Improve credibility of public policy

The new budget can change the growth agenda from promoting state-capitalism, or large tycoons, or engaging in huge direct interventions and overregulation by the government. It can scale up investments in rural infrastructure and provide an enabling environment for small rural entrepreneurs and agribusiness. India’s legacy of extensive government involvement in agricultural marketing in the past, or interventions by large tycoons in the future, will not succeed as it will restrict the access to large markets by small entrepreneurs.

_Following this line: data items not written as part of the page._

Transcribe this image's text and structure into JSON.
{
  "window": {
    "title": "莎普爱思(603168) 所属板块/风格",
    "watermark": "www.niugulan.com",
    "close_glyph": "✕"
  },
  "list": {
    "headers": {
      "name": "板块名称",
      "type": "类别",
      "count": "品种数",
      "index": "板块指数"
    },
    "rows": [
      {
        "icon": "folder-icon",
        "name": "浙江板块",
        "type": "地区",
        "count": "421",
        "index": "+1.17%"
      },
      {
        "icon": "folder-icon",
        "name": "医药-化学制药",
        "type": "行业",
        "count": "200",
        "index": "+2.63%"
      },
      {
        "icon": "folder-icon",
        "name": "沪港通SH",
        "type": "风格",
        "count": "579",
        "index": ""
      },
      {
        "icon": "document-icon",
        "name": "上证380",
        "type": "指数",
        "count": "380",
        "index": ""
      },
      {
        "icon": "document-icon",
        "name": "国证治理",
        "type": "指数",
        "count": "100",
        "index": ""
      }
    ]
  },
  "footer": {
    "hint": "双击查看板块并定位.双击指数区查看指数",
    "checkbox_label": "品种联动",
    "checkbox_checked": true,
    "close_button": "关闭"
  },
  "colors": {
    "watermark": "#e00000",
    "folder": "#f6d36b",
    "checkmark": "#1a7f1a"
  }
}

Subsidies on power, fertilisers and irrigation have progressively come to dominate government expenditures, and are now four-times larger than rural infrastructure investment. Reducing agricultural subsidies is often seen as a direct attack on farmers’ interests. States in India that once ended free power to farmers had underestimated the resulting political fallout, and they reintroduced free power when faced with the prospect of electoral defeat. This process need not repeat again, as scaling up investments will help them.

Policymakers can learn lessons from past reforms, and set aside partisan and ideological debates. A grassroots revolution will succeed only with the active participation of small rural entrepreneurs, especially poor women entrepreneurs. More than 70% of rural families, led by women, are still engaged in goat herding, Allowing large tycoons to buy directly from them will not solve their problem. India needs a grassroots revolution now to promote growth and social welfare. Policymakers need to recognise that India remains home to the largest number of malnourished people in the world, who live primarily in the rural areas and lagging regions.

Improve climate change agenda

India remains one of the most water and land-scarce country in the world. In the future, agriculture will not remain the largest user of water, as it will face increased competition in water usage from other sectors and domestic use. A solution is to scale up the focus on the climate change agenda, especially improving water efficiency (“grow more crop output with less water input”), in the next budget. Improving water efficiency is as important, if not more important, as improving energy efficiency.

Water efficiency can be increased through scaling up piped conveyance, better farm management of water, and improved delivery mechanisms for irrigation (drip irrigation). Policymakers can also promote the role of community monitoring, in climate change agenda that has not yet been fully used. Irrigation and drainage departments also need to be modernised to integrate the participation of farmers and other agencies in managing irrigation water, improving cost recovery and rationalise public investments. These reforms are a must for making rural infrastructure investments a success story and promoting the climate change agenda.